Monika Grütters: "Für mich gehört das Kreuz ins Kanzleramt"

Monika Grütters (CDU), Beauftragte der Bundesregierung für Kultur und Medien, widerspricht der Ausladung der AfD vom 100. Deutschen Katholikentag in Leipzig, der am heutigen Mittwoch beginnt: "Problematisches Gedankengut muss man als solches entlarven, im Gespräch und auch auf offener Bühne", so Grütters in der Wochenzeitung DIE ZEIT. "Auf dem Katholikentag wird es darum gehen, zu zeigen, dass eine Gesellschaft, die sich ihrer Wurzeln und ihrer Identität sicher ist, auch dem Anderen, dem Fremden Raum geben kann, ohne sich bedroht zu fühlen. Genau deshalb sollten wir mit der AfD reden und mit ihr streiten, wo immer es sein muss."

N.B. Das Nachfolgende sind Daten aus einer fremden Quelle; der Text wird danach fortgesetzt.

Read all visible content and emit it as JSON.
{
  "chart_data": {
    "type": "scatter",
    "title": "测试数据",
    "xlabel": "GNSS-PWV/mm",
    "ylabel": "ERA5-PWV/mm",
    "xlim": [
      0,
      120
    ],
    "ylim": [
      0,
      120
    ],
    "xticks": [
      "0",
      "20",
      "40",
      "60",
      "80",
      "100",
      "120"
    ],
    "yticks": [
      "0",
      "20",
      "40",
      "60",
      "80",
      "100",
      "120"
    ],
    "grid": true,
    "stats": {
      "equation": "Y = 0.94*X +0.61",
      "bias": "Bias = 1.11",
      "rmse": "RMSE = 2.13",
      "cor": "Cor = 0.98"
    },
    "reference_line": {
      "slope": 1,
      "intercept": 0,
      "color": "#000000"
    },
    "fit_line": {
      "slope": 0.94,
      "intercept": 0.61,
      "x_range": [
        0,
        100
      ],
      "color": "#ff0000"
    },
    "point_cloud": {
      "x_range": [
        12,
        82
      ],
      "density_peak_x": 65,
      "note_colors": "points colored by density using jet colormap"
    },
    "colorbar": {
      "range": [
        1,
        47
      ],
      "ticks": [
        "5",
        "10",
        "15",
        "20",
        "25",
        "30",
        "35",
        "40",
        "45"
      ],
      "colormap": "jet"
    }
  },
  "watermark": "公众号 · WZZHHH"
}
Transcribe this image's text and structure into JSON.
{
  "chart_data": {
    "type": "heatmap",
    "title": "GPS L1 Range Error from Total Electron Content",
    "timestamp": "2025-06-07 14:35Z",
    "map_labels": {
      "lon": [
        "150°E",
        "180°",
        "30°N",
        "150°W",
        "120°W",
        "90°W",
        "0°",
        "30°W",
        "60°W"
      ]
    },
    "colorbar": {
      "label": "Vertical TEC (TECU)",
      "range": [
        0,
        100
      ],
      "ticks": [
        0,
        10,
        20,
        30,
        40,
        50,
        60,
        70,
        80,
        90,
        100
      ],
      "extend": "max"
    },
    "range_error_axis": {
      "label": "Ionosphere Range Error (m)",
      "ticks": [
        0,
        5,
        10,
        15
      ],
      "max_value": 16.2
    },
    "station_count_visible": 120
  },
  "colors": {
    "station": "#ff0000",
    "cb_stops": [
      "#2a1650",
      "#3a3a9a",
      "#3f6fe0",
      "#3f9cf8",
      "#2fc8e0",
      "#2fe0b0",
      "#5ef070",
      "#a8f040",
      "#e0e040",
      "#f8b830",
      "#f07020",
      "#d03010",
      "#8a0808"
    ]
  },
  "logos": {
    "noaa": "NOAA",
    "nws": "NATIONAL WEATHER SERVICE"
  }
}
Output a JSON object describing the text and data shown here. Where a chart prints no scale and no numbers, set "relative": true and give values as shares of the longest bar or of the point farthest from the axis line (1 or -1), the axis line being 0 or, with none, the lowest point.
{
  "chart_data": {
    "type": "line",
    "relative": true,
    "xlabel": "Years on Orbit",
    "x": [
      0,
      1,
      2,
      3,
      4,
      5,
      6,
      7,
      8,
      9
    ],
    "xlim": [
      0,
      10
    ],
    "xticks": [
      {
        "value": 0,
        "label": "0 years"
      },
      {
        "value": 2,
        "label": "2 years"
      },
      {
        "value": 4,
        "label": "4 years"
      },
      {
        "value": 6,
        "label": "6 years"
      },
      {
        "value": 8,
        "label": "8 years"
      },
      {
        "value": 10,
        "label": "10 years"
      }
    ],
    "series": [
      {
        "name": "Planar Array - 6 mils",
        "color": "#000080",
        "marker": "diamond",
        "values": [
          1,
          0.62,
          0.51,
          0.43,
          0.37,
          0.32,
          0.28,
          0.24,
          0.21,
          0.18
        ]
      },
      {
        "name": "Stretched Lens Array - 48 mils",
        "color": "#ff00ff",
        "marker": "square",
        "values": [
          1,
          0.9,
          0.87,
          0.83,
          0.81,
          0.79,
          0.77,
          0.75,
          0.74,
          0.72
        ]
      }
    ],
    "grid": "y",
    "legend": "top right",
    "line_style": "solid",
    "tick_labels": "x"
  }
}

In Berlin brauche die Katholikin zuweilen "Bekennermut", so Grütters: "Für mich gehört das Kreuz ins Kanzleramt, denn das Christentum gehört zu unserer Kultur." Das Kreuz in der Schule oder im Gerichtssaal stehe heute nicht für die Vorherrschaft einer Religion. "Bei uns gilt die allseits akzeptierte Trennung von Kirche und Staat. Und doch steht das Kreuz hier für ein Bekenntnis zu einer ganz bestimmten Wertegrundlage", so die 54-jährige CDU-Politikerin.

Die Kunst dürfe und müsse "zuweilen Zumutung sein, sonst werden wir als Gesellschaft träge, starr, saturiert", so Grütters. Zum Fall Böhmermann fügt sie hinzu: "Es ist richtig und nur zu verständlich, sich an Erdoğan zu reiben, unsere Haltung zu ihm immer wieder kritisch zu überdenken und inakzeptable Vorkommnisse in der Türkei deutlich zu kritisieren. Anderseits brauchen wir die Zusammenarbeit mit der Türkei, auch zur Verbesserung der humanitären Lage der Flüchtlinge aus Syrien und dem Irak."